KENYA GOVERMENT URGED TO REPLACE PRIVATE BETTING WITH STATE LOTTERY

By Iwo Bulski

Kenya’s sports betting operators could find themselves out of business if the government listens to the recommendations contained in a new report.

This week, Kenya’s government unveiled a report from the Building Bridges Initiative (BBI), which last year was tasked with seeking public opinion on nine thematic areas identified by President Uhuru Kenyatta. These areas included corruption, safety and security, rights and responsibilities and the ‘lack of national ethos.’

Among the BBI’s observations is that “the private betting industry is leading to hopelessness and greater poverty.” The BBI recommends that betting operators “be replaced with a government-run national lottery whose proceeds, as is the case in other countries, are used for activities that uplift the youth, sports, culture and other social activities beneficial to citizens.”

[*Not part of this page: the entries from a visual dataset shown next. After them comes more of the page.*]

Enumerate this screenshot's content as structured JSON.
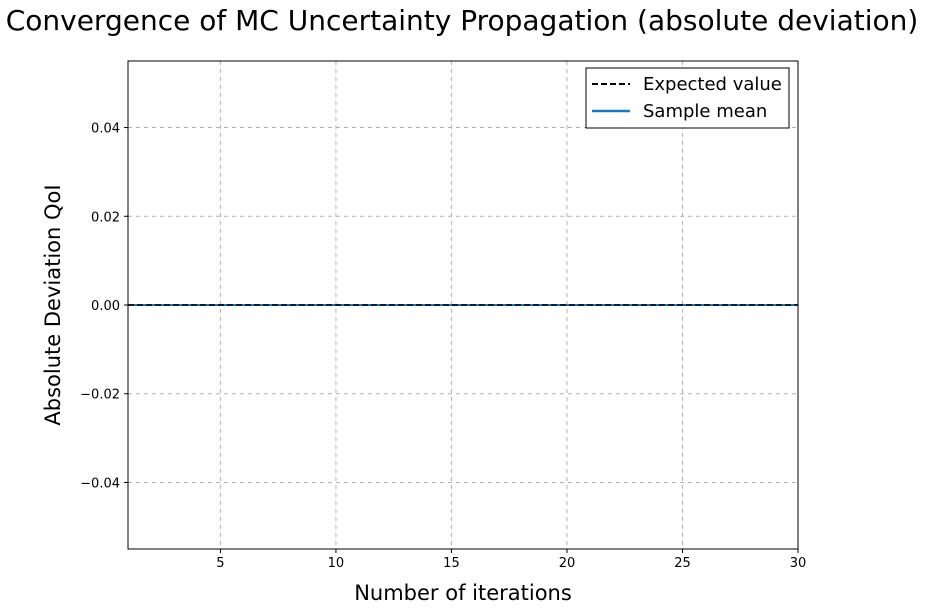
{
  "chart_data": {
    "type": "line",
    "title": "Convergence of MC Uncertainty Propagation (absolute deviation)",
    "xlabel": "Number of iterations",
    "ylabel": "Absolute Deviation QoI",
    "xlim": [
      1,
      30
    ],
    "ylim": [
      -0.055,
      0.055
    ],
    "x_ticks": [
      5,
      10,
      15,
      20,
      25,
      30
    ],
    "y_ticks": [
      -0.04,
      -0.02,
      0.0,
      0.02,
      0.04
    ],
    "x_tick_labels": [
      "5",
      "10",
      "15",
      "20",
      "25",
      "30"
    ],
    "y_tick_labels": [
      "−0.04",
      "−0.02",
      "0.00",
      "0.02",
      "0.04"
    ],
    "grid": true,
    "legend_position": "top-right",
    "series": [
      {
        "name": "Expected value",
        "style": "dashed",
        "color": "#000000",
        "x": [
          1,
          2,
          3,
          4,
          5,
          6,
          7,
          8,
          9,
          10,
          11,
          12,
          13,
          14,
          15,
          16,
          17,
          18,
          19,
          20,
          21,
          22,
          23,
          24,
          25,
          26,
          27,
          28,
          29,
          30
        ],
        "y": [
          0,
          0,
          0,
          0,
          0,
          0,
          0,
          0,
          0,
          0,
          0,
          0,
          0,
          0,
          0,
          0,
          0,
          0,
          0,
          0,
          0,
          0,
          0,
          0,
          0,
          0,
          0,
          0,
          0,
          0
        ]
      },
      {
        "name": "Sample mean",
        "style": "solid",
        "color": "#1f77b4",
        "x": [
          1,
          2,
          3,
          4,
          5,
          6,
          7,
          8,
          9,
          10,
          11,
          12,
          13,
          14,
          15,
          16,
          17,
          18,
          19,
          20,
          21,
          22,
          23,
          24,
          25,
          26,
          27,
          28,
          29,
          30
        ],
        "y": [
          0,
          0,
          0,
          0,
          0,
          0,
          0,
          0,
          0,
          0,
          0,
          0,
          0,
          0,
          0,
          0,
          0,
          0,
          0,
          0,
          0,
          0,
          0,
          0,
          0,
          0,
          0,
          0,
          0,
          0
        ]
      }
    ]
  }
}
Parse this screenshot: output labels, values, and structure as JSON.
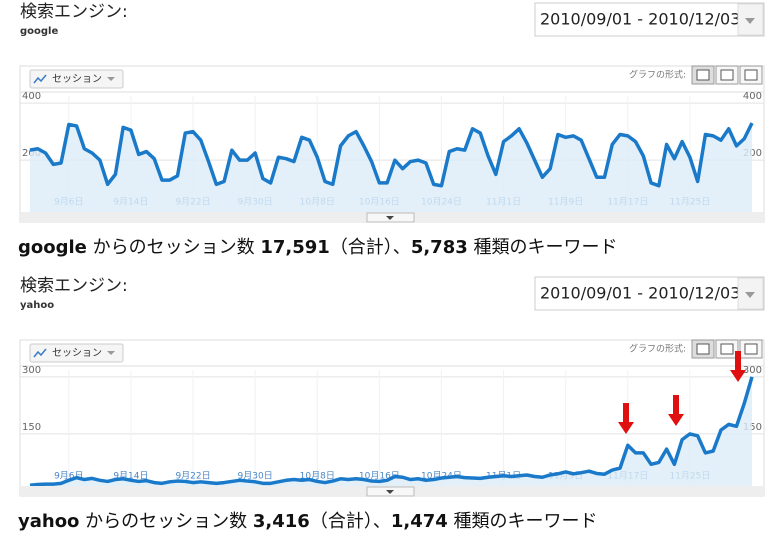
{
  "panels": [
    {
      "heading": "検索エンジン:",
      "source": "google",
      "date_range": "2010/09/01 - 2010/12/03",
      "graph_format": "グラフの形式:",
      "summary": {
        "source": "google",
        "text1": " からのセッション数 ",
        "sessions": "17,591",
        "text2": "（合計）、",
        "keywords": "5,783",
        "text3": " 種類のキーワード"
      }
    },
    {
      "heading": "検索エンジン:",
      "source": "yahoo",
      "date_range": "2010/09/01 - 2010/12/03",
      "graph_format": "グラフの形式:",
      "summary": {
        "source": "yahoo",
        "text1": " からのセッション数 ",
        "sessions": "3,416",
        "text2": "（合計）、",
        "keywords": "1,474",
        "text3": " 種類のキーワード"
      }
    }
  ],
  "chart_data": [
    {
      "type": "line",
      "ylim": [
        18,
        425
      ],
      "yticks": [
        200,
        400
      ],
      "grid": true,
      "categories": [
        null,
        null,
        null,
        null,
        null,
        "9月6日",
        null,
        null,
        null,
        null,
        null,
        null,
        null,
        "9月14日",
        null,
        null,
        null,
        null,
        null,
        null,
        null,
        "9月22日",
        null,
        null,
        null,
        null,
        null,
        null,
        null,
        "9月30日",
        null,
        null,
        null,
        null,
        null,
        null,
        null,
        "10月8日",
        null,
        null,
        null,
        null,
        null,
        null,
        null,
        "10月16日",
        null,
        null,
        null,
        null,
        null,
        null,
        null,
        "10月24日",
        null,
        null,
        null,
        null,
        null,
        null,
        null,
        "11月1日",
        null,
        null,
        null,
        null,
        null,
        null,
        null,
        "11月9日",
        null,
        null,
        null,
        null,
        null,
        null,
        null,
        "11月17日",
        null,
        null,
        null,
        null,
        null,
        null,
        null,
        "11月25日",
        null,
        null,
        null,
        null,
        null,
        null,
        null,
        null
      ],
      "series": [
        {
          "name": "セッション",
          "color": "#1a7ac9",
          "values": [
            235,
            240,
            225,
            185,
            190,
            325,
            320,
            240,
            225,
            200,
            115,
            150,
            315,
            305,
            220,
            230,
            205,
            130,
            130,
            145,
            295,
            300,
            270,
            195,
            115,
            125,
            235,
            200,
            200,
            225,
            135,
            120,
            210,
            205,
            195,
            280,
            270,
            210,
            125,
            115,
            250,
            285,
            300,
            250,
            195,
            120,
            120,
            200,
            170,
            195,
            200,
            190,
            115,
            110,
            230,
            240,
            235,
            310,
            295,
            215,
            150,
            265,
            285,
            310,
            260,
            200,
            140,
            170,
            290,
            280,
            285,
            270,
            205,
            140,
            140,
            255,
            290,
            285,
            265,
            215,
            120,
            110,
            255,
            205,
            265,
            210,
            125,
            290,
            285,
            270,
            310,
            250,
            275,
            330
          ]
        }
      ]
    },
    {
      "type": "line",
      "ylim": [
        13,
        318
      ],
      "yticks": [
        150,
        300
      ],
      "grid": true,
      "categories": [
        null,
        null,
        null,
        null,
        null,
        "9月6日",
        null,
        null,
        null,
        null,
        null,
        null,
        null,
        "9月14日",
        null,
        null,
        null,
        null,
        null,
        null,
        null,
        "9月22日",
        null,
        null,
        null,
        null,
        null,
        null,
        null,
        "9月30日",
        null,
        null,
        null,
        null,
        null,
        null,
        null,
        "10月8日",
        null,
        null,
        null,
        null,
        null,
        null,
        null,
        "10月16日",
        null,
        null,
        null,
        null,
        null,
        null,
        null,
        "10月24日",
        null,
        null,
        null,
        null,
        null,
        null,
        null,
        "11月1日",
        null,
        null,
        null,
        null,
        null,
        null,
        null,
        "11月9日",
        null,
        null,
        null,
        null,
        null,
        null,
        null,
        "11月17日",
        null,
        null,
        null,
        null,
        null,
        null,
        null,
        "11月25日",
        null,
        null,
        null,
        null,
        null,
        null,
        null,
        null
      ],
      "series": [
        {
          "name": "セッション",
          "color": "#1a7ac9",
          "values": [
            15,
            17,
            18,
            18,
            20,
            28,
            35,
            30,
            33,
            28,
            25,
            30,
            32,
            28,
            25,
            27,
            22,
            20,
            24,
            26,
            25,
            22,
            24,
            22,
            20,
            22,
            25,
            28,
            26,
            24,
            20,
            20,
            24,
            28,
            30,
            28,
            30,
            25,
            22,
            26,
            32,
            30,
            32,
            30,
            26,
            25,
            28,
            38,
            36,
            30,
            32,
            28,
            30,
            34,
            36,
            38,
            35,
            34,
            33,
            36,
            38,
            40,
            38,
            40,
            42,
            38,
            36,
            42,
            45,
            50,
            45,
            48,
            52,
            46,
            44,
            55,
            60,
            120,
            100,
            100,
            70,
            75,
            110,
            70,
            135,
            150,
            145,
            100,
            105,
            160,
            175,
            170,
            230,
            300
          ]
        }
      ]
    }
  ]
}
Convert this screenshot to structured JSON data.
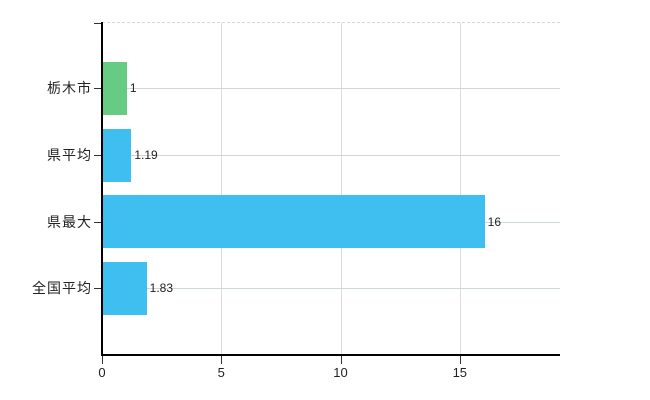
{
  "chart_data": {
    "type": "bar",
    "orientation": "horizontal",
    "title": "",
    "xlabel": "",
    "ylabel": "",
    "categories": [
      "栃木市",
      "県平均",
      "県最大",
      "全国平均"
    ],
    "values": [
      1,
      1.19,
      16,
      1.83
    ],
    "value_labels": [
      "1",
      "1.19",
      "16",
      "1.83"
    ],
    "bar_colors": [
      "#68cb84",
      "#3fbff0",
      "#3fbff0",
      "#3fbff0"
    ],
    "xlim": [
      0,
      19.2
    ],
    "x_ticks": [
      0,
      5,
      10,
      15
    ],
    "x_tick_labels": [
      "0",
      "5",
      "10",
      "15"
    ],
    "grid": "on",
    "legend": "none",
    "colors": {
      "accent_green": "#68cb84",
      "accent_blue": "#3fbff0",
      "axis": "#000000",
      "vertical_grid": "#dcdcdc",
      "horizontal_grid": "#cedacd",
      "text": "#222222"
    }
  },
  "layout_note": "plain horizontal bar chart on white background, no title or legend"
}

The BBI’s recommendations aren’t binding, although disrupting Kenya’s betting sector would seem to be perfectly aligned with the government’s current stance. The country’s two biggest bookmakers – SportPesa and Betin – both recently closed their Kenyan operations after their licenses were suspended amid a fight over how to apply the government’s new 20% tax on betting winnings.

A tax court recently sided with the operators that the tax applied only to actual betting winnings, not to the original betting stake. But the Kenya Revenue Authority (KRA) quickly announced it would challenge this ruling, injecting still more uncertainty into the situation.

Last Friday, the KRA doubled down on its tax interpretation by ordering all active betting operators to apply the 20% tax to betting stakes and to list the tax on customers’ betting slips. The KRA warned that non-compliance with this order “will attract tax recovery measures as provided for in the Tax Procedures Act.

The KRA launched its war against bookmakers earlier this year by announcing that the sector was in arrears to the tune of hundreds of millions of dollars. Operators disputed this assessment, leading to the suspension of 27 operators’ licenses and payment processing channels.

President Kenyatta has yet to reveal to what extent he intends to implement the BBI’s recommendations, although the public will reportedly be given a say via a referendum vote. However, Kenyatta said in August that he was willing to sign a blanket ban on all gambling products if legislators were to present him with such a document, so the wrecking ball’s in your court, parliament.